Marc Meuris received the M.S. degree in physics and the Ph.D. degree in physics from the Katholieke Universiteit Leuven, Leuven, Belgium, respectively in 1983 and 1990.

In 1984, he started in imec, Leuven. In the first year, he did RTP anneal process development of dopants in III–V material. Then, he transferred to the analysis group at IMEC, headed by Wilfried Vandervorst, where he did his Ph.D. work on Secondary Ion-Mass Spectroscopy. From 1990 to 1999, he was with the group of Marc Heyns on cleaning technology for improving the gate oxide integrity, resulting in the development of the IMEC Clean as a pre-gate and pre-diffusion clean for CMOS processing. From 1997 to 2002, he was the CMP Group Leader at IMEC. In 2002, he was the Technical Advisor for IMEC CMOS projects in collaboration with Flemish industry. Since 2003, he was the Program Manager of the Ge program at IMEC. In 2006, this program enlarged its focus to Ge and III–V materials for scaling CMOS devices with high-mobility materials. In 2010 he moved to the PhotoVoltaics research department of Jef Poortmans in imec to start up a Thin Film PV team on CIGS technology.

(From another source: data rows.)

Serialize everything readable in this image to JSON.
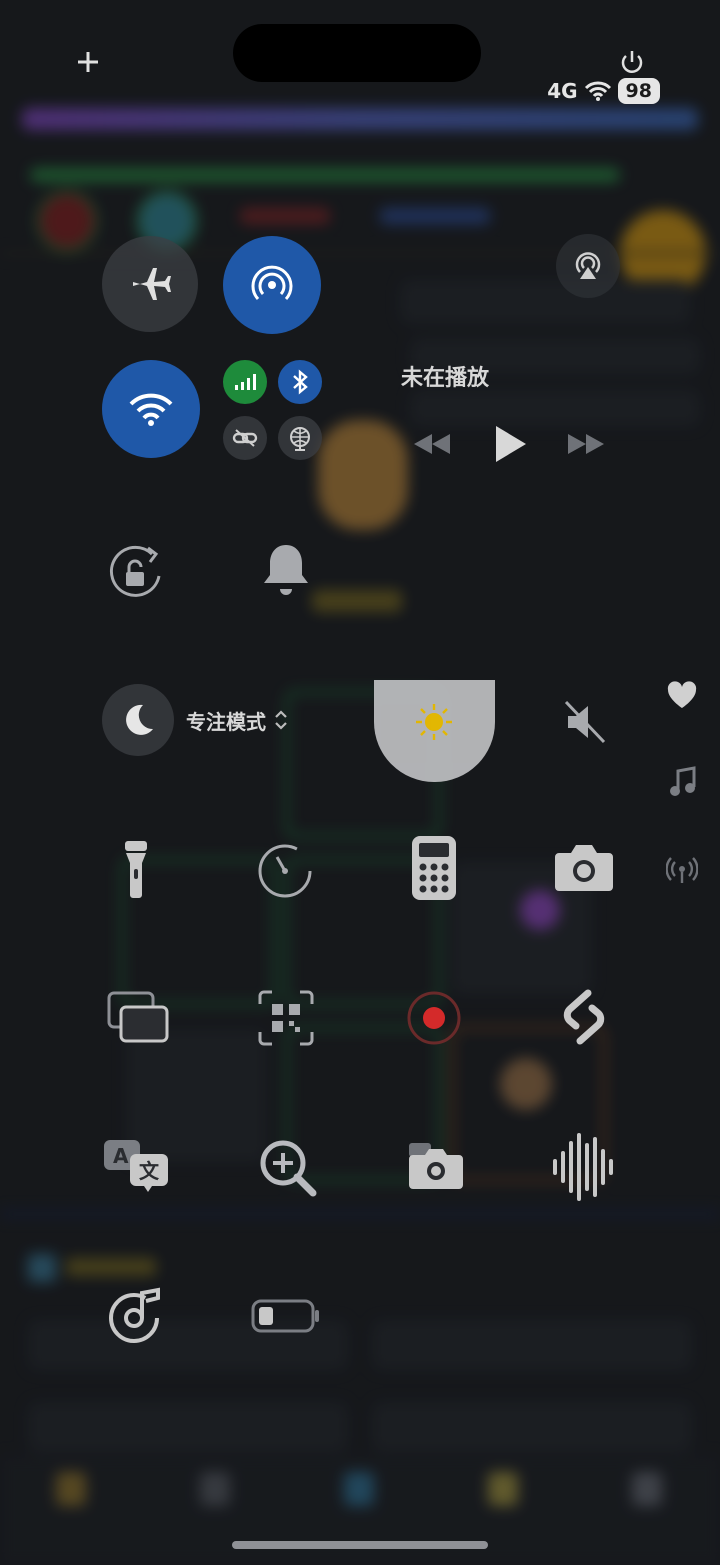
{
  "status_bar": {
    "battery_level": "98",
    "signal_text": "4G"
  },
  "control_center": {
    "now_playing": "未在播放",
    "focus_label": "专注模式",
    "focus_chevron": "⌃⌄"
  },
  "icons": [
    "plus-icon",
    "power-icon",
    "airplane-icon",
    "airdrop-icon",
    "wifi-icon",
    "cellular-icon",
    "bluetooth-icon",
    "link-icon",
    "globe-icon",
    "airplay-icon",
    "rewind-icon",
    "play-icon",
    "forward-icon",
    "rotation-lock-icon",
    "bell-icon",
    "moon-icon",
    "sun-icon",
    "mute-icon",
    "heart-icon",
    "music-note-icon",
    "broadcast-icon",
    "flashlight-icon",
    "timer-icon",
    "calculator-icon",
    "camera-icon",
    "screen-mirroring-icon",
    "qr-code-icon",
    "screen-record-icon",
    "shazam-icon",
    "translate-icon",
    "magnifier-icon",
    "camera-small-icon",
    "voice-memo-icon",
    "music-recognition-icon",
    "low-power-battery-icon"
  ],
  "colors": {
    "accent_blue": "#1f58a8",
    "accent_green": "#1e8b3b",
    "record_red": "#d42a2a",
    "sun_yellow": "#f4c400"
  }
}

Annelies Delabie is staff scientist at IMEC, the Belgian research institute for nanoelectronics and nanotechnology. Her research focuses on the deposition of thin films by means of Atomic Layer Deposition (ALD), mainly high-k dielectric layers for both high performance CMOS and memory applications.

Klaus Wolke has finished his Ph.D. in Experimental Physics in 1988 in Münster, Germany. From 1989 to 1995 Klaus Wolke worked as process engineer and section head in IBM’s Dram and Logic manufacturing sites in Böblingen, Germany and Burlington, Vt, USA.  with major responsibilities for plasma and wet process engineering.  In 1995 he became Head of Product development at STEAG Microtech (later Mattson Wet products, SCP Global Germany) leading new process and equipment development for critical cleaning and etch application in semiconductor application.
Since 2004 Klaus Wolke formed Technology Consulting Wolke (TCW), which is providing strategic advisory for technology based industries like Bosch, NXP, TI and Chartered, as well as various equipment companies. TCW primarily focusses on business and new product development, production ramp and productivity improvement in semiconductor, photovoltaics and other technology driven industries.